In 500 Words or Less: The Privilege of Peace by Tanya Huff
![]() |
![]() |
![]() |
The Privilege of Peace (Peacekeeper #3)
by Tanya Huff
DAW Books (352 pages, $7.99 paperback, $12.99 eBook, June 19, 2018)
I’ll often come back to one of my favorite lines from Peter Capaldi’s run as The Doctor:
Everything ends, and it’s always sad. But everything begins again, too, and that’s always happy.
It’s one of those simple quotes that applies to a lot in life, and guess what – it applies to writing and reading, too. As much as we clamor for the next book in a favorite series, eventually every series comes to an end (unless you decide to write Harry Bosch books into perpetuity or something) and then there’s a void, like a friend has gone away and you’re never going to see them again.
(Okay, yes, you can always reread the series again, but I’ve reread maybe three books in my life, so just work with me here.)

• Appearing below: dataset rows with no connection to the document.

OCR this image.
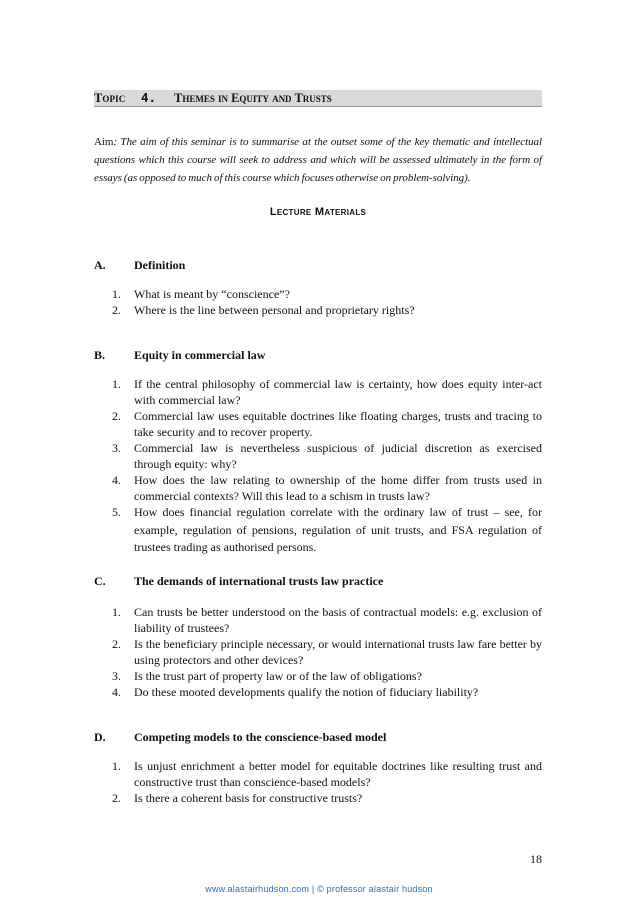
Topic 4. Themes in Equity and Trusts
Aim: The aim of this seminar is to summarise at the outset some of the key thematic and intellectual questions which this course will seek to address and which will be assessed ultimately in the form of essays (as opposed to much of this course which focuses otherwise on problem-solving).
Lecture Materials
A. Definition
1. What is meant by “conscience”?
2. Where is the line between personal and proprietary rights?
B. Equity in commercial law
1. If the central philosophy of commercial law is certainty, how does equity inter-act with commercial law?
2. Commercial law uses equitable doctrines like floating charges, trusts and tracing to take security and to recover property.
3. Commercial law is nevertheless suspicious of judicial discretion as exercised through equity: why?
4. How does the law relating to ownership of the home differ from trusts used in commercial contexts? Will this lead to a schism in trusts law?
5. How does financial regulation correlate with the ordinary law of trust – see, for example, regulation of pensions, regulation of unit trusts, and FSA regulation of trustees trading as authorised persons.
C. The demands of international trusts law practice
1. Can trusts be better understood on the basis of contractual models: e.g. exclusion of liability of trustees?
2. Is the beneficiary principle necessary, or would international trusts law fare better by using protectors and other devices?
3. Is the trust part of property law or of the law of obligations?
4. Do these mooted developments qualify the notion of fiduciary liability?
D. Competing models to the conscience-based model
1. Is unjust enrichment a better model for equitable doctrines like resulting trust and constructive trust than conscience-based models?
2. Is there a coherent basis for constructive trusts?
18
www.alastairhudson.com | © professor alastair hudson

Last year, DAW Books released the last of Tanya Huff’s Torin Kerr novels (at least as far as she’s indicated), finishing the Peacekeeper trilogy with The Privilege of Peace. And man has this been a ride. I came to Tanya’s writing very late, when she was a Guest of Honor at Can*Con a few years ago, and devoured both the Confederation books and the Peacekeeper follow-up.